Além de haver um retorno do investimento em 7 anos em média (que pode ser conseguido com a venda do excedente de energia elétrica gerada), e não haver um limite para a vida útil da usina desde que sejam feitas as manutenções preventivas (o que não acontece com os aterros), ainda há a possibilidade da geração e comercialização dos chamados créditos de carbono. Isso porque a USINAVERDE previne a emissão do metano que seria exalado na decomposição dos materiais orgânicos em um aterro. Outra forma de ganho, é a possibilidade de recepção pelo município de benefícios fiscais vindos do Estado.

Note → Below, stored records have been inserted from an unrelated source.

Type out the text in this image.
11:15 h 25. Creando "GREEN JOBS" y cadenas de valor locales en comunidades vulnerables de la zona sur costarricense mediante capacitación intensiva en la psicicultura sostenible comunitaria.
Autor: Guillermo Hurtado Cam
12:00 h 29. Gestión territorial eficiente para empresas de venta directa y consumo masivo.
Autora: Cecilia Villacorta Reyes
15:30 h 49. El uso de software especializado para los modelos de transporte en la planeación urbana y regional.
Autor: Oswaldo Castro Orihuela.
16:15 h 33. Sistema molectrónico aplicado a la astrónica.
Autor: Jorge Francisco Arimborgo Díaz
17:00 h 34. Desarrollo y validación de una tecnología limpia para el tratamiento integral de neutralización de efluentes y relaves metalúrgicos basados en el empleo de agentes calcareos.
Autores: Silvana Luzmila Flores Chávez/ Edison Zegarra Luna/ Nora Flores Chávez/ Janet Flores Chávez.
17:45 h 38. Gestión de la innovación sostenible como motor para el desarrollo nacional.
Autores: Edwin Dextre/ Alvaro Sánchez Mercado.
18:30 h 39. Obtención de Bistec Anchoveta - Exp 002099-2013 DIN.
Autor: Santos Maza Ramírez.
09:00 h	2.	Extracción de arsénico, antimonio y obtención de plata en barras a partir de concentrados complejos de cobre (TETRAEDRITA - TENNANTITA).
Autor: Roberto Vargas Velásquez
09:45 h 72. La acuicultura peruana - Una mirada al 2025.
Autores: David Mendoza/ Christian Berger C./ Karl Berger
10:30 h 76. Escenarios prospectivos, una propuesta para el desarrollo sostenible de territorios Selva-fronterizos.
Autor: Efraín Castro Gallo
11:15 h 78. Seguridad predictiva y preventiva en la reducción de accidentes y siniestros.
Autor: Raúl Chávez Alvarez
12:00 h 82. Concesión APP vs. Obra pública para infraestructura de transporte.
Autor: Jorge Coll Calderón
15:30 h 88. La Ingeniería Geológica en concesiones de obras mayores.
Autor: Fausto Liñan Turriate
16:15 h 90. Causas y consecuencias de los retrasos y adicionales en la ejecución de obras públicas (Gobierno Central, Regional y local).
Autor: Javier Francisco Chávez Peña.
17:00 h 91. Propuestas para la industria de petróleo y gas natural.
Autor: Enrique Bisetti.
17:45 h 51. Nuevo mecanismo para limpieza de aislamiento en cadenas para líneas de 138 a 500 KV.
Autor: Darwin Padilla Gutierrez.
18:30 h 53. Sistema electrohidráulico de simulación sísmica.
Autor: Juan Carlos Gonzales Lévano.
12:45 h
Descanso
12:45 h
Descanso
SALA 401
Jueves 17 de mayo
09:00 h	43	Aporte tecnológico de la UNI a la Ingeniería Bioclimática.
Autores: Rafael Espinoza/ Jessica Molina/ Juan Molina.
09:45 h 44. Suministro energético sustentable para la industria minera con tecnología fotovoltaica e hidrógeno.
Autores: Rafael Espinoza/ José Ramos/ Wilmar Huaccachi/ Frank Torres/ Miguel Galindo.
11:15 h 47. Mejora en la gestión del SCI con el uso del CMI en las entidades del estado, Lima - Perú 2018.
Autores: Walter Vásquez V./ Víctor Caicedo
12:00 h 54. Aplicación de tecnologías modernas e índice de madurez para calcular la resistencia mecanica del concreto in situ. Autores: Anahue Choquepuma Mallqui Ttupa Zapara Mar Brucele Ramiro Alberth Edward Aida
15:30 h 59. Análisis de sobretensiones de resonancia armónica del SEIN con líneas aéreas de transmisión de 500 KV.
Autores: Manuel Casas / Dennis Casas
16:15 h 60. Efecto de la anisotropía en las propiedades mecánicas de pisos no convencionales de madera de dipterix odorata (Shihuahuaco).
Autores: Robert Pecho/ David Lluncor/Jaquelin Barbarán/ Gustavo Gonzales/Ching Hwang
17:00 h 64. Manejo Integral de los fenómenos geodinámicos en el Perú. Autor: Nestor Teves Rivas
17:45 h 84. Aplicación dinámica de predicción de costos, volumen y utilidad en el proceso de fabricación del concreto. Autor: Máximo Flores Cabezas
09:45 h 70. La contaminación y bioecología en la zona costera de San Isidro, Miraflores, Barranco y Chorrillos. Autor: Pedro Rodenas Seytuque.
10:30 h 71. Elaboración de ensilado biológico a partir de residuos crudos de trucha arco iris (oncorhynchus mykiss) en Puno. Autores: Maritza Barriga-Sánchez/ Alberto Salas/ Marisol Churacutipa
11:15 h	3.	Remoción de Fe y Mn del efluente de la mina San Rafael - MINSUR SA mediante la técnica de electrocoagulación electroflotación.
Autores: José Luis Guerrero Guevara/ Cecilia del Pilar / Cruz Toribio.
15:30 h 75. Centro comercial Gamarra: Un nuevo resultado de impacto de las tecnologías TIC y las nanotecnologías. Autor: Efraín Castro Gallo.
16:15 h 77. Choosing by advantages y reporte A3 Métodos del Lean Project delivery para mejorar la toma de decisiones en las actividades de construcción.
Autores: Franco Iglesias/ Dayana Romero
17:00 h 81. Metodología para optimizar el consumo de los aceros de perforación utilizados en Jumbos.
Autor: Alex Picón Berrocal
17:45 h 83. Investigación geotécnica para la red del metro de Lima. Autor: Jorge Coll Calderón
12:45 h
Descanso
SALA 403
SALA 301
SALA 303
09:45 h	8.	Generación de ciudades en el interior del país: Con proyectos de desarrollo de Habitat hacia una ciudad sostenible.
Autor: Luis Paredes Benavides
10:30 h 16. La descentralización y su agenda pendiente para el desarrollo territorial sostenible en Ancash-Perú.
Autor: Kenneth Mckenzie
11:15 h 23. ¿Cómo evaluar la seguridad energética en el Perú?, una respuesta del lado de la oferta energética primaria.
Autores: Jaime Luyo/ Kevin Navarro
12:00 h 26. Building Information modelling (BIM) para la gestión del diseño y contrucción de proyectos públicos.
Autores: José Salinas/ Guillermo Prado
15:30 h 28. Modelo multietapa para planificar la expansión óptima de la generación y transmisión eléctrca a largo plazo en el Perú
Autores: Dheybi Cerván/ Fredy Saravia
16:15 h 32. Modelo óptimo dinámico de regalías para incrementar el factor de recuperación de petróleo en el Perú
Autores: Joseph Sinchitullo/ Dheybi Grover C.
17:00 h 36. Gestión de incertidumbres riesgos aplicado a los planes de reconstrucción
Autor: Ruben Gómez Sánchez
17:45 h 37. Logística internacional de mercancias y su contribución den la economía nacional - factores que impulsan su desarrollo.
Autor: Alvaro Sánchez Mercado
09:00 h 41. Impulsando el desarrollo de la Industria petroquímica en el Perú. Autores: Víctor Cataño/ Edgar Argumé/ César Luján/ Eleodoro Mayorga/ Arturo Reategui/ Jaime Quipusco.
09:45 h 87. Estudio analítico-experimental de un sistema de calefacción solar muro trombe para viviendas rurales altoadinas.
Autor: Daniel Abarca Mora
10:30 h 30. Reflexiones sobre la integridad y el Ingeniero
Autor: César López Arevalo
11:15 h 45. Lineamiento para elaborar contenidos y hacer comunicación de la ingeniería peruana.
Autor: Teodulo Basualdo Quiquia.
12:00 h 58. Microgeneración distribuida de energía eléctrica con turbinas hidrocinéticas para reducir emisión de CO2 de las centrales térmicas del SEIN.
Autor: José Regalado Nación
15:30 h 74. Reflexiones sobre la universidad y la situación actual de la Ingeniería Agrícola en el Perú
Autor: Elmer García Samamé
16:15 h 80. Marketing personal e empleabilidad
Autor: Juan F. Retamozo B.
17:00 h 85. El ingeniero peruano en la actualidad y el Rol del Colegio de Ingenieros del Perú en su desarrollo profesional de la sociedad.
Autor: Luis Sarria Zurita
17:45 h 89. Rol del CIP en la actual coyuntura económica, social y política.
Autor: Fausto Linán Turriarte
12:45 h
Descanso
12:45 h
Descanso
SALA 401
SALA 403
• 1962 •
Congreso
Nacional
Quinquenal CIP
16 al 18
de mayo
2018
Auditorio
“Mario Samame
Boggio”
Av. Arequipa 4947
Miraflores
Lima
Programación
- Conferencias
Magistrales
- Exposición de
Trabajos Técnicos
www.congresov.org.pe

Em Minas Gerais, por exemplo, e em mais 12 Estados Brasileiros, existe o chamado ICMS ecológico que se constitui de um incentivo financeiro para municípios que desenvolvem ações de preservação ambiental. Em alguns deles, a exemplo de Minas Gerais, é repassada uma parcela do ICMS arrecadado no Estado para cidades que tenham investido em destinação/tratamento dos resíduos sólidos urbanos (uma das medidas de saneamento básico), o que é o caso da USINAVERDE.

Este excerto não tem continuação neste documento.